The American Council of Life Insurers, American Benefits Council, and the Investment Company Institute recently released a report entitled Our Strong Retirement System: An American Success Story. The report argues that defined contribution plans have become a vital part of a robust retirement security system:

“In 1975 when the Employee Retirement Income Security Act took effect, household retirement assets were just over $27,000, adjusted for inflation. Now they are six times higher at nearly $168,000.”
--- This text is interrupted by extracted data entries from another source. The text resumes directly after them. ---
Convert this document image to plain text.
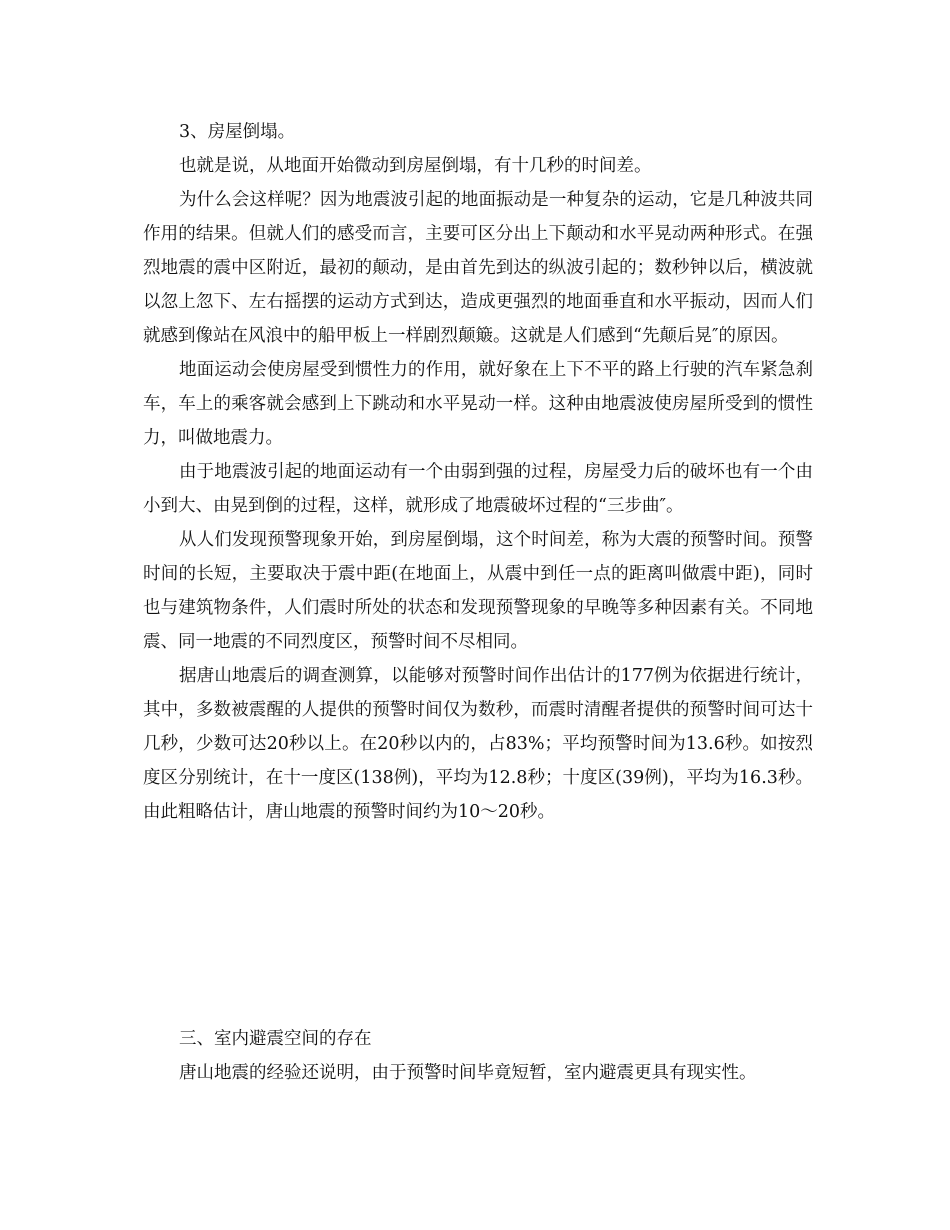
3、房屋倒塌。

也就是说，从地面开始微动到房屋倒塌，有十几秒的时间差。

为什么会这样呢？因为地震波引起的地面振动是一种复杂的运动，它是几种波共同作用的结果。但就人们的感受而言，主要可区分出上下颠动和水平晃动两种形式。在强烈地震的震中区附近，最初的颠动，是由首先到达的纵波引起的；数秒钟以后，横波就以忽上忽下、左右摇摆的运动方式到达，造成更强烈的地面垂直和水平振动，因而人们就感到像站在风浪中的船甲板上一样剧烈颠簸。这就是人们感到“先颠后晃″的原因。

地面运动会使房屋受到惯性力的作用，就好象在上下不平的路上行驶的汽车紧急刹车，车上的乘客就会感到上下跳动和水平晃动一样。这种由地震波使房屋所受到的惯性力，叫做地震力。

由于地震波引起的地面运动有一个由弱到强的过程，房屋受力后的破坏也有一个由小到大、由晃到倒的过程，这样，就形成了地震破坏过程的“三步曲″。

从人们发现预警现象开始，到房屋倒塌，这个时间差，称为大震的预警时间。预警时间的长短，主要取决于震中距(在地面上，从震中到任一点的距离叫做震中距)，同时也与建筑物条件，人们震时所处的状态和发现预警现象的早晚等多种因素有关。不同地震、同一地震的不同烈度区，预警时间不尽相同。

据唐山地震后的调查测算，以能够对预警时间作出估计的177例为依据进行统计，其中，多数被震醒的人提供的预警时间仅为数秒，而震时清醒者提供的预警时间可达十几秒，少数可达20秒以上。在20秒以内的，占83%；平均预警时间为13.6秒。如按烈度区分别统计，在十一度区(138例)，平均为12.8秒；十度区(39例)，平均为16.3秒。由此粗略估计，唐山地震的预警时间约为10～20秒。

三、室内避震空间的存在

唐山地震的经验还说明，由于预警时间毕竟短暂，室内避震更具有现实性。
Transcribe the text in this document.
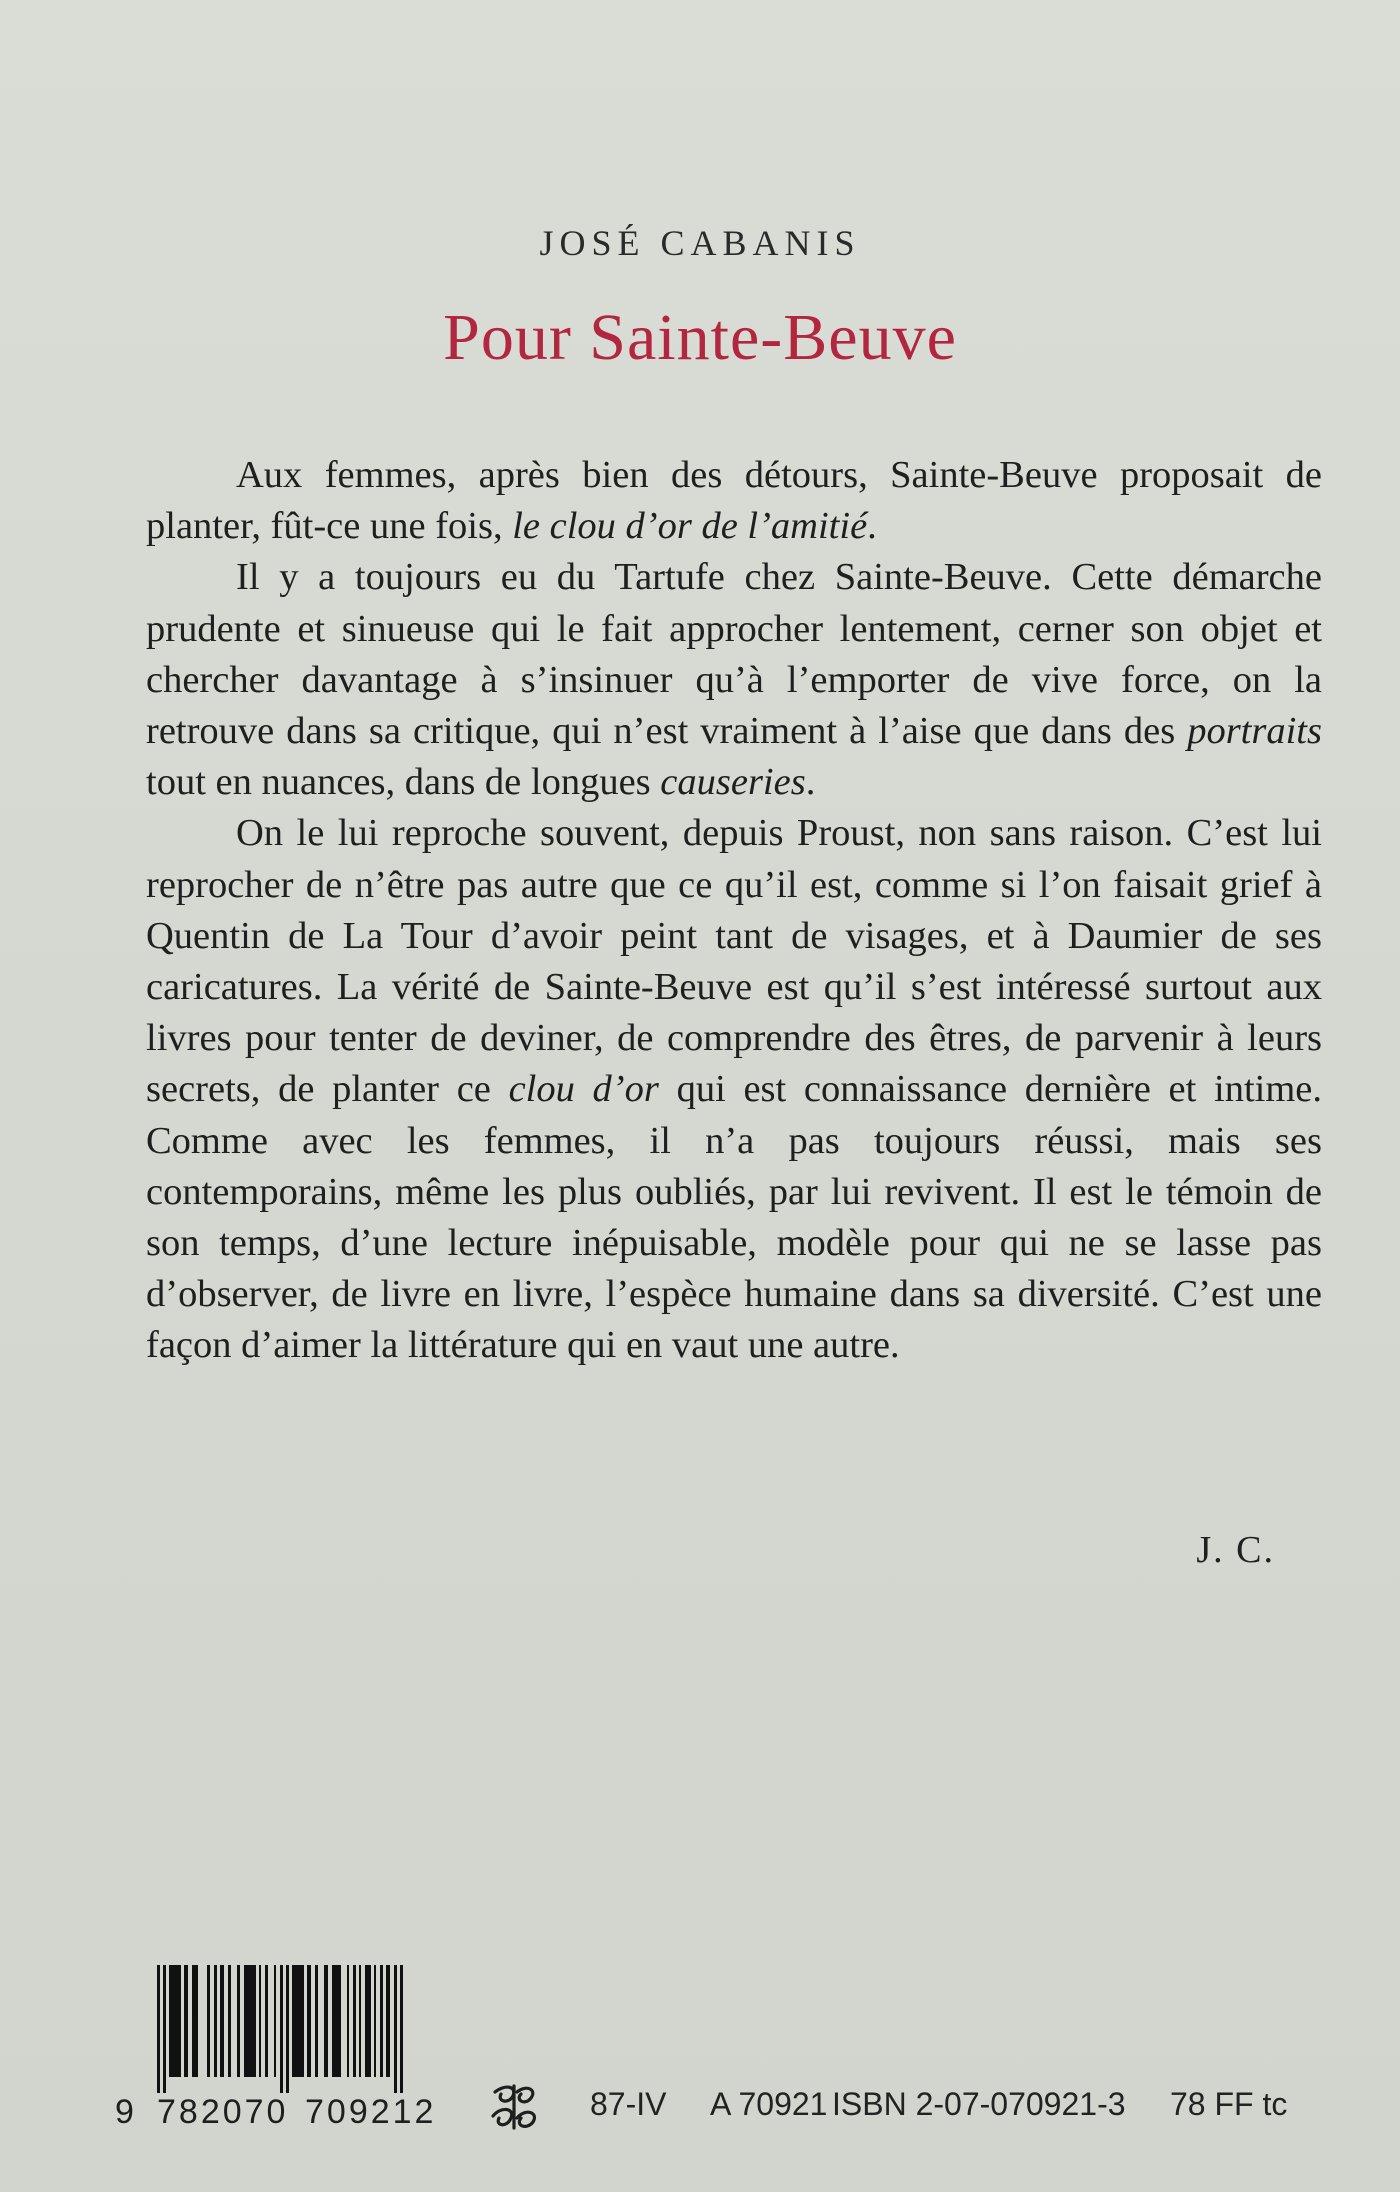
JOSÉ CABANIS
Pour Sainte-Beuve

Aux femmes, après bien des détours, Sainte-Beuve proposait de planter, fût-ce une fois, le clou d’or de l’amitié.

Il y a toujours eu du Tartufe chez Sainte-Beuve. Cette démarche prudente et sinueuse qui le fait approcher lentement, cerner son objet et chercher davantage à s’insinuer qu’à l’emporter de vive force, on la retrouve dans sa critique, qui n’est vraiment à l’aise que dans des portraits tout en nuances, dans de longues causeries.

On le lui reproche souvent, depuis Proust, non sans raison. C’est lui reprocher de n’être pas autre que ce qu’il est, comme si l’on faisait grief à Quentin de La Tour d’avoir peint tant de visages, et à Daumier de ses caricatures. La vérité de Sainte-Beuve est qu’il s’est intéressé surtout aux livres pour tenter de deviner, de comprendre des êtres, de parvenir à leurs secrets, de planter ce clou d’or qui est connaissance dernière et intime. Comme avec les femmes, il n’a pas toujours réussi, mais ses contemporains, même les plus oubliés, par lui revivent. Il est le témoin de son temps, d’une lecture inépuisable, modèle pour qui ne se lasse pas d’observer, de livre en livre, l’espèce humaine dans sa diversité. C’est une façon d’aimer la littérature qui en vaut une autre.

J. C.
9 782070 709212	87-IV A 70921 ISBN 2-07-070921-3 78 FF tc
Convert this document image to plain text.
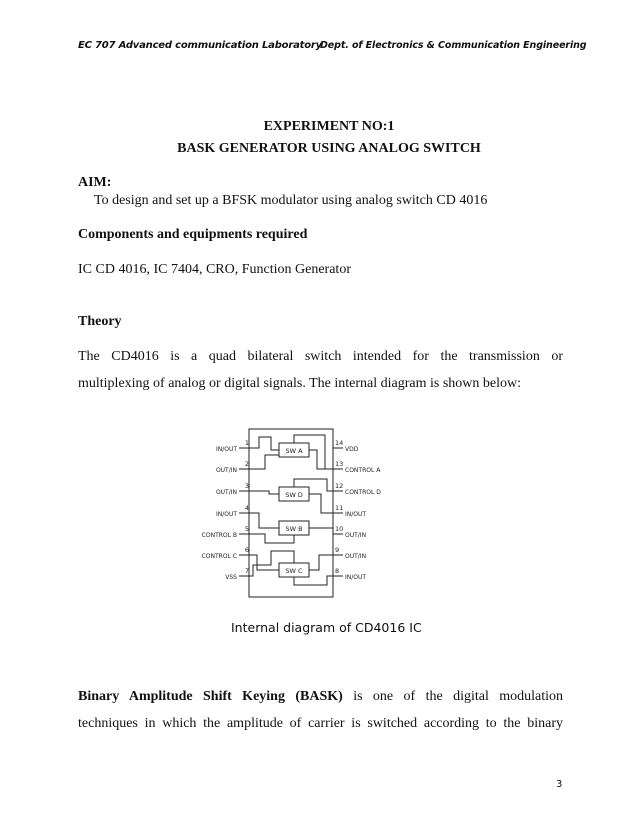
EC 707 Advanced communication Laboratory
Dept. of Electronics & Communication Engineering
EXPERIMENT NO:1
BASK GENERATOR USING ANALOG SWITCH
AIM:
To design and set up a BFSK modulator using analog switch CD 4016
Components and equipments required
IC CD 4016, IC 7404, CRO, Function Generator
Theory
The CD4016 is a quad bilateral switch intended for the transmission or
multiplexing of analog or digital signals. The internal diagram is shown below:
IN/OUT
OUT/IN
OUT/IN
IN/OUT
CONTROL B
CONTROL C
VSS
1
2
3
4
5
6
7
VDD
CONTROL A
CONTROL D
IN/OUT
OUT/IN
OUT/IN
IN/OUT
14
13
12
11
10
9
8
SW A
SW D
SW B
SW C
Internal diagram of CD4016 IC
Binary Amplitude Shift Keying (BASK) is one of the digital modulation
techniques in which the amplitude of carrier is switched according to the binary
3
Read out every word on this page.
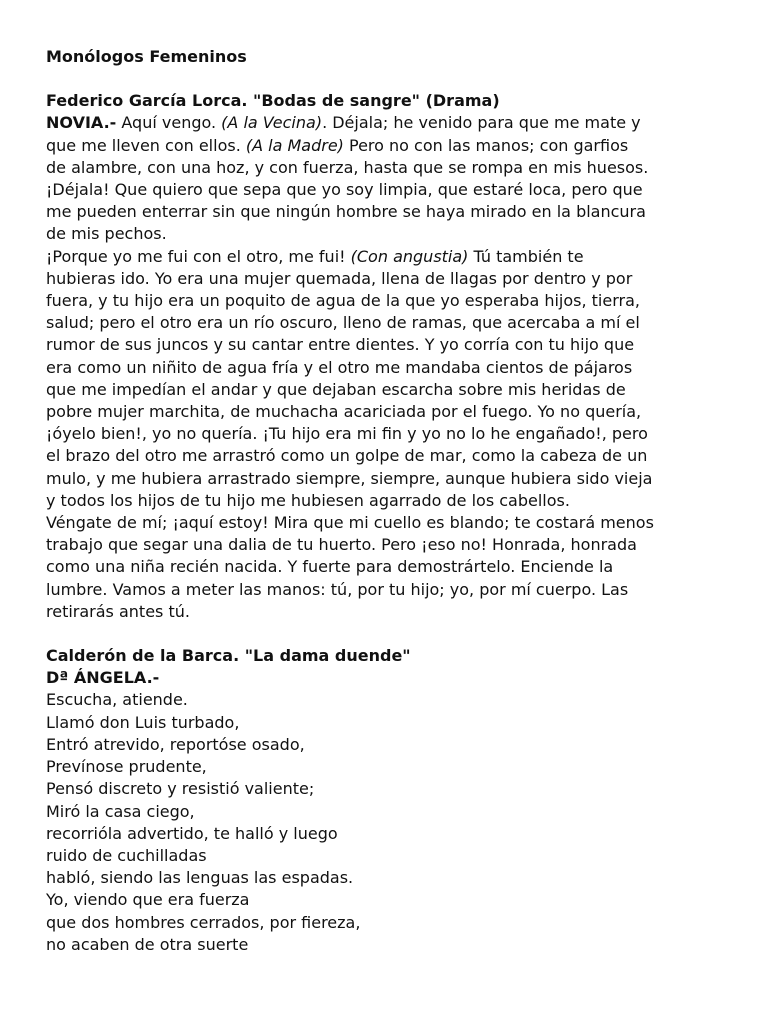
Monólogos Femeninos
Federico García Lorca. "Bodas de sangre" (Drama)
NOVIA.- Aquí vengo. (A la Vecina). Déjala; he venido para que me mate y
que me lleven con ellos. (A la Madre) Pero no con las manos; con garfios
de alambre, con una hoz, y con fuerza, hasta que se rompa en mis huesos.
¡Déjala! Que quiero que sepa que yo soy limpia, que estaré loca, pero que
me pueden enterrar sin que ningún hombre se haya mirado en la blancura
de mis pechos.
¡Porque yo me fui con el otro, me fui! (Con angustia) Tú también te
hubieras ido. Yo era una mujer quemada, llena de llagas por dentro y por
fuera, y tu hijo era un poquito de agua de la que yo esperaba hijos, tierra,
salud; pero el otro era un río oscuro, lleno de ramas, que acercaba a mí el
rumor de sus juncos y su cantar entre dientes. Y yo corría con tu hijo que
era como un niñito de agua fría y el otro me mandaba cientos de pájaros
que me impedían el andar y que dejaban escarcha sobre mis heridas de
pobre mujer marchita, de muchacha acariciada por el fuego. Yo no quería,
¡óyelo bien!, yo no quería. ¡Tu hijo era mi fin y yo no lo he engañado!, pero
el brazo del otro me arrastró como un golpe de mar, como la cabeza de un
mulo, y me hubiera arrastrado siempre, siempre, aunque hubiera sido vieja
y todos los hijos de tu hijo me hubiesen agarrado de los cabellos.
Véngate de mí; ¡aquí estoy! Mira que mi cuello es blando; te costará menos
trabajo que segar una dalia de tu huerto. Pero ¡eso no! Honrada, honrada
como una niña recién nacida. Y fuerte para demostrártelo. Enciende la
lumbre. Vamos a meter las manos: tú, por tu hijo; yo, por mí cuerpo. Las
retirarás antes tú.
Calderón de la Barca. "La dama duende"
Dª ÁNGELA.-
Escucha, atiende.
Llamó don Luis turbado,
Entró atrevido, reportóse osado,
Prevínose prudente,
Pensó discreto y resistió valiente;
Miró la casa ciego,
recorrióla advertido, te halló y luego
ruido de cuchilladas
habló, siendo las lenguas las espadas.
Yo, viendo que era fuerza
que dos hombres cerrados, por fiereza,
no acaben de otra suerte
Defined benefit plans have been waning in recent years while defined contribution (DC) plans continue to gain steam. Olivia S. Mitchell, Professor of Insurance/Risk Management and Applied Economics/Policy, and Executive Director of the Wharton’s Pension Research Council at the University of Pennsylvania, argues that these DC plans have been a success despite criticism by those who wish to revamp the current benefits system with government-backed programs. Ultimately, it is counterproductive, Mitchell argues, to discourage savings in tax deferred accounts in favor of immediate tax revenue:

“…Sooner or later the government gets the money back because when you withdraw the funds you pay income tax on them. They don’t take into account the fact that more saving now will generate more income later.”

There are many ways to help encourage retirement savings including proposals to have automatic 401(k)s or Australian-style pensions. Other ideas include “de-linking” 401(k) plans from employers to allow automatic payroll deduction into IRAs, like the Obama Administration’s 2014 MyRA plan.